The in-demand clothing item for tween and high school kids right now is SOCKS. Today’s kid is begging for Nike Elite socks, which are probably great athletic socks, but worth $14 a pair? That’s debatable.
True, I can buy a bag of six or maybe 12 perfectly acceptable socks for that price, but that wouldn’t be the same. They wouldn’t have the contrasting stripe that goes up the back and apparently signifies hipness and the ability to be an all-around boss on the court/schoolyard/wherever.

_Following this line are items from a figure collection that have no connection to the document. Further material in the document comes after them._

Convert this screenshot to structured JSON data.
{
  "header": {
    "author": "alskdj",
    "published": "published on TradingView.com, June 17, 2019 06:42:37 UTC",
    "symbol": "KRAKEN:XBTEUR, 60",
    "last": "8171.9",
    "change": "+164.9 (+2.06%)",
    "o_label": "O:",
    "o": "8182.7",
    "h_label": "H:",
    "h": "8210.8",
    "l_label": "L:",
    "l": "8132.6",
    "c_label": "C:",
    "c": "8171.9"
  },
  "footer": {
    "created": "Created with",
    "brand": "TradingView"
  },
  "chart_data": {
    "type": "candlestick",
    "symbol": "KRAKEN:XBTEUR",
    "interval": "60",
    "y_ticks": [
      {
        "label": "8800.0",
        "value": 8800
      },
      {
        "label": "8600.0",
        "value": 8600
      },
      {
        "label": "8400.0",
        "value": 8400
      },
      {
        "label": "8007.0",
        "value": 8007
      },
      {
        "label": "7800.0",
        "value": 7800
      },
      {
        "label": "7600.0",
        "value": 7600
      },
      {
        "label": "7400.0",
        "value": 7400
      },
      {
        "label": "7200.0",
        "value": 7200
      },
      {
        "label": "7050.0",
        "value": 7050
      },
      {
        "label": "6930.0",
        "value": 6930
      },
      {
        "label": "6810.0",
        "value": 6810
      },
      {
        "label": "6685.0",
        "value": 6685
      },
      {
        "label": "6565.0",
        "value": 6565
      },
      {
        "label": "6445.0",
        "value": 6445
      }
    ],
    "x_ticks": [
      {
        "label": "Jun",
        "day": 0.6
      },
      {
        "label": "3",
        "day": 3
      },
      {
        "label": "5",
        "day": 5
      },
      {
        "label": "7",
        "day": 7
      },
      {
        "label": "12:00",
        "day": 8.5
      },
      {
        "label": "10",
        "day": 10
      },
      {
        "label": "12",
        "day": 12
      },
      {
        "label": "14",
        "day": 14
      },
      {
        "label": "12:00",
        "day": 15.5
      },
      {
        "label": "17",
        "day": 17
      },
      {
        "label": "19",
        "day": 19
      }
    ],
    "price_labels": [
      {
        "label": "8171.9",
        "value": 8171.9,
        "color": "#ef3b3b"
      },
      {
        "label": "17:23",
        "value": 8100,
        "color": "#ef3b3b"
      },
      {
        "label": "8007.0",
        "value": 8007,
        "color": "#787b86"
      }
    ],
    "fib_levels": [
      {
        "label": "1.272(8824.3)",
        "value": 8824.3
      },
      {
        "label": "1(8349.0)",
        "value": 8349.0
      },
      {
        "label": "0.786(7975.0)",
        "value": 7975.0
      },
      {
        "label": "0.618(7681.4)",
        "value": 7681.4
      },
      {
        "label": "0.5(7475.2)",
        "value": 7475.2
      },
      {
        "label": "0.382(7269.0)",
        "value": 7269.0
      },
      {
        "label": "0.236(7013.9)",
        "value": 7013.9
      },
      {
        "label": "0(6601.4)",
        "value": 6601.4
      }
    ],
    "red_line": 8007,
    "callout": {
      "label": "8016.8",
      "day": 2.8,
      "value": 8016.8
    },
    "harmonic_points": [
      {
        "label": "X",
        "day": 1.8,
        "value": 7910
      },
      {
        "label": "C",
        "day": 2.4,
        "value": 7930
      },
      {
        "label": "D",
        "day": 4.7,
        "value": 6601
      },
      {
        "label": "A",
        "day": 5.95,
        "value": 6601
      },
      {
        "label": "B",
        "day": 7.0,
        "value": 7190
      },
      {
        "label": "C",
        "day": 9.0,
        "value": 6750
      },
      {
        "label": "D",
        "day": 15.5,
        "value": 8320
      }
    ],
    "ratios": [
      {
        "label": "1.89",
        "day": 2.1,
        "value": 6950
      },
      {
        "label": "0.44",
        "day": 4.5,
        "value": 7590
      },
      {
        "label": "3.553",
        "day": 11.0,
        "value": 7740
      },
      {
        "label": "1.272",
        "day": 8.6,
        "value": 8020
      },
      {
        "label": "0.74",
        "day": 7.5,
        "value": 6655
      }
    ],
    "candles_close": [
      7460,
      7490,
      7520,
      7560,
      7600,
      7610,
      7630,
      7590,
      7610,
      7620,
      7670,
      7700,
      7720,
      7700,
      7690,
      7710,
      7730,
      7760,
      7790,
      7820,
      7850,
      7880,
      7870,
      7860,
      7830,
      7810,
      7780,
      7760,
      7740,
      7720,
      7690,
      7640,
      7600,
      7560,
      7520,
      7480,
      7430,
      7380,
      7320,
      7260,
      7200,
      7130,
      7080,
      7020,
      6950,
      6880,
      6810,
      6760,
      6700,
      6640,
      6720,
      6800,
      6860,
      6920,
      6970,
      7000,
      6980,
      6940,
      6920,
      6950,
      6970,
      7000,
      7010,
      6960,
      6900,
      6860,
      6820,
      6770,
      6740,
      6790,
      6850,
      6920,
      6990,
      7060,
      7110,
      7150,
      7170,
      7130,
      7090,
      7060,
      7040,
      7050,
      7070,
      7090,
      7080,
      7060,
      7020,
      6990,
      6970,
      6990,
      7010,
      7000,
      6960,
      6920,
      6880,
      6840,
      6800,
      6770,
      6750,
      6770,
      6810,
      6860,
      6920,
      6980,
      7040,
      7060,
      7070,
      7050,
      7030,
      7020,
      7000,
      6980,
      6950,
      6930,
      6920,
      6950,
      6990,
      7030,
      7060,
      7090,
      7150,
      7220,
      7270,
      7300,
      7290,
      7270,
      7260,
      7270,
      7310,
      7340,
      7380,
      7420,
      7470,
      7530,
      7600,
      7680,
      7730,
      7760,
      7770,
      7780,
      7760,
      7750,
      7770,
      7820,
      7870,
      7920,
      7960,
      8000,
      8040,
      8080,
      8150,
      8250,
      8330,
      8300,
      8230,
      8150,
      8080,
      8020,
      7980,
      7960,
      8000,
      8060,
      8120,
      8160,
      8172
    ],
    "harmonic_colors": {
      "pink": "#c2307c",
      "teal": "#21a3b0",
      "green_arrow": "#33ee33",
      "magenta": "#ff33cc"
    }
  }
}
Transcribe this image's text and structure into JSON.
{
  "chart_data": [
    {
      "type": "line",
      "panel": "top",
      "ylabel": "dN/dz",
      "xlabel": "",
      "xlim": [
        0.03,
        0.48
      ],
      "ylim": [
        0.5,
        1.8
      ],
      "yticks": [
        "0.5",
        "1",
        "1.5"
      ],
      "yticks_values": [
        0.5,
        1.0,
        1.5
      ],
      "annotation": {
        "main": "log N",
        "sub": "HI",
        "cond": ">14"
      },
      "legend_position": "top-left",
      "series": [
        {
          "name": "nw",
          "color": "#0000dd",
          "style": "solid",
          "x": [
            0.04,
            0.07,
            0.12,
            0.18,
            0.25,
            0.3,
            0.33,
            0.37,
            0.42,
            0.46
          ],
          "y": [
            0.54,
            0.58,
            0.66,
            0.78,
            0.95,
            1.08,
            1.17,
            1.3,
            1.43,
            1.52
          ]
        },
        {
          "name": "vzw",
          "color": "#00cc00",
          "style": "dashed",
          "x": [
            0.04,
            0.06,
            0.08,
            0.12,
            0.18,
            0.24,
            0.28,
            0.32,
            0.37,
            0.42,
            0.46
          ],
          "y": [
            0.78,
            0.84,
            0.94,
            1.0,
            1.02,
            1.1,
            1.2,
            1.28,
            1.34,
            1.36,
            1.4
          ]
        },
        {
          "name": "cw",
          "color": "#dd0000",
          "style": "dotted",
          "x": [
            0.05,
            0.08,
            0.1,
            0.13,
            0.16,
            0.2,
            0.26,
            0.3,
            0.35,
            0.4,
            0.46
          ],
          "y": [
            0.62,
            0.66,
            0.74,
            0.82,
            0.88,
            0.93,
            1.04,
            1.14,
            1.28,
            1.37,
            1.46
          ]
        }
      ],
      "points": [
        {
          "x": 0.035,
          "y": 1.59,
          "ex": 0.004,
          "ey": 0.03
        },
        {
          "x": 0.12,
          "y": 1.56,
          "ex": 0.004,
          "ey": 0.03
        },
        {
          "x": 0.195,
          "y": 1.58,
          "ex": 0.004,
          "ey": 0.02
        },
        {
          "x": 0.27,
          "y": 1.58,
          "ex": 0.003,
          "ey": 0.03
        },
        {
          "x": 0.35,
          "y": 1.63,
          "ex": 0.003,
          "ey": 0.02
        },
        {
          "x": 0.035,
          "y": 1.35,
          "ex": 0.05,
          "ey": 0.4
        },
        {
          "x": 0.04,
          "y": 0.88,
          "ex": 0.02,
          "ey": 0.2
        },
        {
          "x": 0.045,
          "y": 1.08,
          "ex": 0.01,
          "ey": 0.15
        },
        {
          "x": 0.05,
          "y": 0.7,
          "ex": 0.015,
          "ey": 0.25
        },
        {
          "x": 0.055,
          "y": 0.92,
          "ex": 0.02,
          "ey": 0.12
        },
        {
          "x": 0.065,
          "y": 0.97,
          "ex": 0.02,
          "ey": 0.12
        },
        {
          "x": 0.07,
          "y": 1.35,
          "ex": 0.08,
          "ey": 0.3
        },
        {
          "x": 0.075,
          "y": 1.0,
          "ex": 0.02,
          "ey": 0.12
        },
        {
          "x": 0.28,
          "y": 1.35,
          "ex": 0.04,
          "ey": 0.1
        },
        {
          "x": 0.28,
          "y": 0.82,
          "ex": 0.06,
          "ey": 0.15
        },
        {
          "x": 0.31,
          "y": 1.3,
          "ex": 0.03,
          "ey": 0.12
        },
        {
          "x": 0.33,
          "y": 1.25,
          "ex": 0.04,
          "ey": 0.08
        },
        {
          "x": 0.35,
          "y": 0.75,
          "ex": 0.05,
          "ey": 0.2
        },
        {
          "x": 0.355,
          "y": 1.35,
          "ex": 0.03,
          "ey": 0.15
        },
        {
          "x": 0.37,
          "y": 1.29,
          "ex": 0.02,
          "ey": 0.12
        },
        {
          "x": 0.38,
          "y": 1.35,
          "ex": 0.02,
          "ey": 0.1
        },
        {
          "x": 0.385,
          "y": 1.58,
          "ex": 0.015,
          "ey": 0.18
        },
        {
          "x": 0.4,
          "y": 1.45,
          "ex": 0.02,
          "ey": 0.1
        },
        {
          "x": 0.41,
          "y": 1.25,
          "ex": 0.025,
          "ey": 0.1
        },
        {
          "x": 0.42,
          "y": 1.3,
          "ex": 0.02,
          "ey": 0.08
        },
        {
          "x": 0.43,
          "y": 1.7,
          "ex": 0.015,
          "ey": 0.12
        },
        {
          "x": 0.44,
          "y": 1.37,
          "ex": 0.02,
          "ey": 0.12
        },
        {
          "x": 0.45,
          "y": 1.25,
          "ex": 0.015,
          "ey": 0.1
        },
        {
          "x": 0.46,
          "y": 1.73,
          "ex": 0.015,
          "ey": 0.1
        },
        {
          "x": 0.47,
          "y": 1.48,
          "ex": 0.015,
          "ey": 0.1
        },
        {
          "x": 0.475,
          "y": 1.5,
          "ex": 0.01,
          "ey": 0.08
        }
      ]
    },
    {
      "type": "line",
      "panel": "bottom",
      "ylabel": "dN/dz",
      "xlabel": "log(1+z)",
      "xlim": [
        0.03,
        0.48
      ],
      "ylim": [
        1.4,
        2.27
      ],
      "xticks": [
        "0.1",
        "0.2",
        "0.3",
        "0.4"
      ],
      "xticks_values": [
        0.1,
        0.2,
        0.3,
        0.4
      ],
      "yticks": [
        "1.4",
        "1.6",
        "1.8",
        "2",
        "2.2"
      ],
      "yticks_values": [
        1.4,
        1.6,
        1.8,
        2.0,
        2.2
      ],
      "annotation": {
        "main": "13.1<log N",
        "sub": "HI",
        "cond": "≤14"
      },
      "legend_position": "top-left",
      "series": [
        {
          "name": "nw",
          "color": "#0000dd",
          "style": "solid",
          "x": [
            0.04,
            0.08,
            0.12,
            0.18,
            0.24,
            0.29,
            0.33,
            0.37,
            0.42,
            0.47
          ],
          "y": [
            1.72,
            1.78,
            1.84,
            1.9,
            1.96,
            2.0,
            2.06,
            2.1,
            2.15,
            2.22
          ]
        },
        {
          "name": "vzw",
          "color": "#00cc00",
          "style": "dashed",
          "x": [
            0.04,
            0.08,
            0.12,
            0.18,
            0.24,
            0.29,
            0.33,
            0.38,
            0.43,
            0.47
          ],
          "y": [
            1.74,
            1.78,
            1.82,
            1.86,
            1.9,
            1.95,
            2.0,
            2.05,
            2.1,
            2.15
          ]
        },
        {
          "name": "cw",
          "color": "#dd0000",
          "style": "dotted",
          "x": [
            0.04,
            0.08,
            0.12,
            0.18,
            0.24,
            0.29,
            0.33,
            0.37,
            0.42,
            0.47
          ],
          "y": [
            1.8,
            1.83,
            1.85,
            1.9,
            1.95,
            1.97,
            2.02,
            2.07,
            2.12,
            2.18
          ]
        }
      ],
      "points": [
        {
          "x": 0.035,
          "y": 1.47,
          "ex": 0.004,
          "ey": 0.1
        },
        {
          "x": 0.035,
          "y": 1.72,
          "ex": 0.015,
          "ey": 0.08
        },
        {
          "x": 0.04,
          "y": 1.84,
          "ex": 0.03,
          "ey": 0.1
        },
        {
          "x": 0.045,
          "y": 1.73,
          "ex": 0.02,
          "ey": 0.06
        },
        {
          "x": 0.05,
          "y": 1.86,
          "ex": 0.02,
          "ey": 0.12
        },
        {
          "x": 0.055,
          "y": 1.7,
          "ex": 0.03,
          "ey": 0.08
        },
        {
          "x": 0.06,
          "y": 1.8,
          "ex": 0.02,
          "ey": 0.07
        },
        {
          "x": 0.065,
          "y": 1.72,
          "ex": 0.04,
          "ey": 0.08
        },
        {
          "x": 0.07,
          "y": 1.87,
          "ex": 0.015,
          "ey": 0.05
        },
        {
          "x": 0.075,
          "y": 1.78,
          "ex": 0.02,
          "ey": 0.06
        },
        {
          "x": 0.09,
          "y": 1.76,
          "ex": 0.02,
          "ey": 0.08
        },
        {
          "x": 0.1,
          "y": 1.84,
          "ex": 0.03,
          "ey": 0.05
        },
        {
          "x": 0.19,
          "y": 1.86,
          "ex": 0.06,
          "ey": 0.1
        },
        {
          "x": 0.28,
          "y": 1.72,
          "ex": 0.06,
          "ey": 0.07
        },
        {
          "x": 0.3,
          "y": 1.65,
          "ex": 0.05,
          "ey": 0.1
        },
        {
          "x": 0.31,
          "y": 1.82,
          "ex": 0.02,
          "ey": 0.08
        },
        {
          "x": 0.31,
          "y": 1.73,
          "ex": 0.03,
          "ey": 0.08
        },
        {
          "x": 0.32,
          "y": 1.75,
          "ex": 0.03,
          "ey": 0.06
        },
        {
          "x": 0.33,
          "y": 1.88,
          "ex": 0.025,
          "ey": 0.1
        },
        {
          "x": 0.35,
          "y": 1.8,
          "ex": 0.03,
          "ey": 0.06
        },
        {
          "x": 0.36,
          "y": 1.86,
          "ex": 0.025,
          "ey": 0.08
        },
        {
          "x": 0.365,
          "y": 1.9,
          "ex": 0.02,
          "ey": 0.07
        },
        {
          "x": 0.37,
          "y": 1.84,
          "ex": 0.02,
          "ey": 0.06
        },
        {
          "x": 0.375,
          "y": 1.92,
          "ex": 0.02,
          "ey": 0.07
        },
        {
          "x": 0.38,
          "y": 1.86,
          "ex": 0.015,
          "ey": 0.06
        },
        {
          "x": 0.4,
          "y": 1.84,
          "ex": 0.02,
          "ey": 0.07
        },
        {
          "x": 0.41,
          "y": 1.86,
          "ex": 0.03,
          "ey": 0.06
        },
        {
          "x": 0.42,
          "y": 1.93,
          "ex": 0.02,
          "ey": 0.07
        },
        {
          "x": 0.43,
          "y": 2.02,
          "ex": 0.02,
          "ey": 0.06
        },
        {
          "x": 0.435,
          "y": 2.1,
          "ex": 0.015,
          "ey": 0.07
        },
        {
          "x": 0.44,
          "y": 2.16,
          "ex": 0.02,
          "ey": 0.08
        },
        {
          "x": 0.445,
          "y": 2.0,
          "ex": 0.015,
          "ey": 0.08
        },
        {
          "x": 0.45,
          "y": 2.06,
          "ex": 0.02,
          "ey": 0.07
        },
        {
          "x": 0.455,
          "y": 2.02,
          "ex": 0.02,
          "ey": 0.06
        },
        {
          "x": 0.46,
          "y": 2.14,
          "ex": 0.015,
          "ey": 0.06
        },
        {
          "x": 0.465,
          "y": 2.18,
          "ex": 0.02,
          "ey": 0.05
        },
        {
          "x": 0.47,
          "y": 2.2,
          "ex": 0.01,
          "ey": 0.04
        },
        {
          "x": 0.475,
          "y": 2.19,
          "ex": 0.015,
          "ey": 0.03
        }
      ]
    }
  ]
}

Now, I would never spend almost fifteen bucks on a pair of socks. But my son has been Jonesing for these, and in asking another mom where she found her son’s Elite socks, she shared that her son and daughter fought over these socks. Her son “never takes care of anything,” but his Elites are different. He ”safety pins them together so that they come out of the wash and he can put them right back on.” The daughter guards her Elites the same way.
Boy moms, aren’t you agasp at the thought of your son taking the effort to safety pin a pair of socks? Is anyone else living through a constant sock invasion, finding single socks all over the place: under beds, behind sofa cushions, in the yard? In my experience – despite deliberately buying black or white socks in volume and so they can be matched indiscriminately – socks turn up all over the house. We might be the new sock capital of the world, taking up where Fort Payne left off.
Although Elite socks are stocked at big-box athletic stores, good luck finding basic black or white IN stock. After inquiring and searching, we found them at Foot Locker (Kid’s Foot Locker carries shoes and socks up to size 7 and they also had the Elite socks). Of course, the Elite socks were excepted from the buy-one, get another at 1/2 price sale that was heavily promoted.
As I said, I would never pay $14 for a single pair of athletic socks, but my kid is much freer with his allowance and birthday money. Now the problem isn’t finding the precious Elite socks everywhere, but making sure they get taken off and washed in the first place.